What is a good amount of reads (specially after DADA2)!

Dear QIIME community,

I tried to look trough the forum topics and specially DADA2 topics to get the answer to this question. I got a lot of new information but not directly to the question I have. Sorry if this has already been discussed earlier!

I’ve done DADA2 denoising with my Illumina 2x250 V3-V4 data.

Here is the parameters I used:
qiime dada2 denoise-paired
–i-demultiplexed-seqs demux-paired-end.qza
–p-trim-left-f 13
–p-trim-left-r 13
–p-trunc-len-f 250
–p-trunc-len-r 250
–o-representative-sequences rep-seqs.qza
–o-table table.qza
–o-denoising-stats stats-dada2.qza

And here is the picture of the quality plot I used for DADA2 parameters:

When reading about the topic, I understood that DADA2 needs minimum overlap of 20 bp to succeed with the merging and the length of V3-V4 region (usually around 460 bp) might be too long for proper merging due the natural variation.This can therefore cause the loss of data.

I also read that if the merging is the cause of loosing the data, only the good quality forward reads can be used instead of paired-end reads. Depending on the dataset and the question of interest of course, also the forward read will give good resolution results, right?

Back to the data I have:
Here is the stats of the data after DADA2:

sample-id input filtered denoised merged non-chimeric reads left (%)
AS1 15113 11337 11113 10667 10604 70
AS2 16581 13444 13185 12765 12154 73
AS3 11769 8650 8339 7932 7885 67
AS4 13599 10771 10553 10116 9858 72
AS5 9413 7313 7066 6619 6403 68
AS6 10875 8994 8887 8533 8183 75
AS7 16183 11285 10899 10267 10207 63
AS8 9518 7783 7550 7205 7114 75
AS9 12928 9511 9137 8661 8212 64
AS10 9999 8367 8151 7847 7698 77
AS11 16265 12356 12044 11467 11243 69
AS12 13900 11515 11276 10814 10352 74

I’m wondering do any of you have a “hunch”, what is a good amount of reads to be left after DADA2? Is is above 10 000 or can it be less. Do I have too little reads right at the beginning of the analysis since some of the reads are below 10 000? Or do I have to go through the steps to see the sampling depth to get the “hunch”. It is quite fast to do of course, but I was wondering is there any threshold about the amount of reads at the beginning of the analysis (so is my amount of reads at the starting point enough?) and after DADA2 (so is the amount of reads I have after DADA2 handling enough?).

Sorry for a long post and quite a naive question! Still trying to figure out the basics on this field!

Wishing you all the best!

Hi @veeraku,
Good question, and thanks for doing your research on the forum before posting. This is a complicated question with no real right answer, I’ve written my thoughts on the matter some time ago here that may be of interest to you. The short version is, it depends on your samples and the questions you are trying to answer. For most typical samples we see around here (gut, intestine, skin etc.) your sampling depth should be sufficient.

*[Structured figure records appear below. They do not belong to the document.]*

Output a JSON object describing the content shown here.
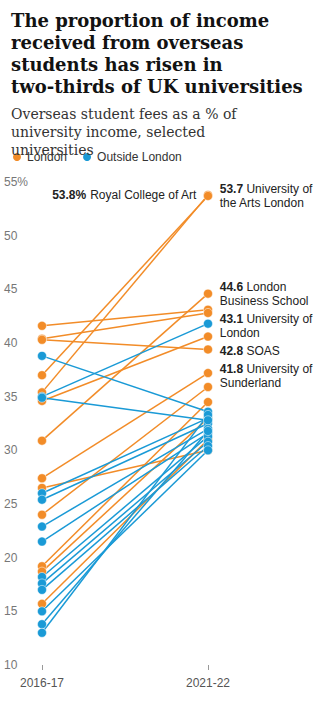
{
  "chart_data": {
    "type": "line",
    "title": "The proportion of income received from overseas students has risen in two-thirds of UK universities",
    "subtitle": "Overseas student fees as a % of university income, selected universities",
    "categories": [
      "2016-17",
      "2021-22"
    ],
    "ylim": [
      10,
      55
    ],
    "yticks": [
      10,
      15,
      20,
      25,
      30,
      35,
      40,
      45,
      50,
      {
        "value": 55,
        "label": "55%"
      }
    ],
    "grid": false,
    "legend": "top-left",
    "marker": "circle",
    "series": [
      {
        "name": "London",
        "color": "#f28c28",
        "values": [
          35.4,
          53.8
        ],
        "label": "Royal College of Art",
        "value_labels": [
          null,
          "53.8%"
        ]
      },
      {
        "name": "London",
        "color": "#f28c28",
        "values": [
          37.0,
          53.7
        ],
        "label": "University of the Arts London",
        "value_labels": [
          null,
          "53.7"
        ]
      },
      {
        "name": "London",
        "color": "#f28c28",
        "values": [
          30.9,
          44.6
        ],
        "label": "London Business School",
        "value_labels": [
          null,
          "44.6"
        ]
      },
      {
        "name": "London",
        "color": "#f28c28",
        "values": [
          41.6,
          43.1
        ],
        "label": "University of London",
        "value_labels": [
          null,
          "43.1"
        ]
      },
      {
        "name": "London",
        "color": "#f28c28",
        "values": [
          40.4,
          42.8
        ],
        "label": "SOAS",
        "value_labels": [
          null,
          "42.8"
        ]
      },
      {
        "name": "London",
        "color": "#f28c28",
        "values": [
          34.6,
          40.6
        ]
      },
      {
        "name": "London",
        "color": "#f28c28",
        "values": [
          40.3,
          39.4
        ]
      },
      {
        "name": "London",
        "color": "#f28c28",
        "values": [
          27.4,
          37.2
        ]
      },
      {
        "name": "London",
        "color": "#f28c28",
        "values": [
          24.0,
          35.9
        ]
      },
      {
        "name": "London",
        "color": "#f28c28",
        "values": [
          19.2,
          34.5
        ]
      },
      {
        "name": "London",
        "color": "#f28c28",
        "values": [
          18.7,
          33.0
        ]
      },
      {
        "name": "London",
        "color": "#f28c28",
        "values": [
          15.7,
          31.0
        ]
      },
      {
        "name": "London",
        "color": "#f28c28",
        "values": [
          26.5,
          30.0
        ]
      },
      {
        "name": "Outside London",
        "color": "#1a9ad6",
        "values": [
          35.0,
          41.8
        ],
        "label": "University of Sunderland",
        "value_labels": [
          null,
          "41.8"
        ]
      },
      {
        "name": "Outside London",
        "color": "#1a9ad6",
        "values": [
          38.8,
          33.6
        ]
      },
      {
        "name": "Outside London",
        "color": "#1a9ad6",
        "values": [
          26.0,
          33.0
        ]
      },
      {
        "name": "Outside London",
        "color": "#1a9ad6",
        "values": [
          25.4,
          32.5
        ]
      },
      {
        "name": "Outside London",
        "color": "#1a9ad6",
        "values": [
          22.9,
          32.0
        ]
      },
      {
        "name": "Outside London",
        "color": "#1a9ad6",
        "values": [
          21.5,
          31.6
        ]
      },
      {
        "name": "Outside London",
        "color": "#1a9ad6",
        "values": [
          18.2,
          31.3
        ]
      },
      {
        "name": "Outside London",
        "color": "#1a9ad6",
        "values": [
          17.6,
          30.8
        ]
      },
      {
        "name": "Outside London",
        "color": "#1a9ad6",
        "values": [
          17.0,
          30.4
        ]
      },
      {
        "name": "Outside London",
        "color": "#1a9ad6",
        "values": [
          15.0,
          30.0
        ]
      },
      {
        "name": "Outside London",
        "color": "#1a9ad6",
        "values": [
          13.8,
          31.8
        ]
      },
      {
        "name": "Outside London",
        "color": "#1a9ad6",
        "values": [
          13.0,
          33.3
        ]
      },
      {
        "name": "Outside London",
        "color": "#1a9ad6",
        "values": [
          34.9,
          32.8
        ]
      }
    ]
  }
}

I would say yes the resolution will be good enough, of course not as good as paired-end but the benefits of the latter only reveal themselves depending on what you are asking of your data. The benefit of using only your forward reads is you are most likely able to retain more reads.


Thank you @Mehrbod_Estaki for your answer!

I was aware that this is a question with no specific answer and is all depending on the various things in the setting of the experiment. You clarified the subject a lot and thank you for the link (so it was indeed discussed already earlier…). I will read that with thought!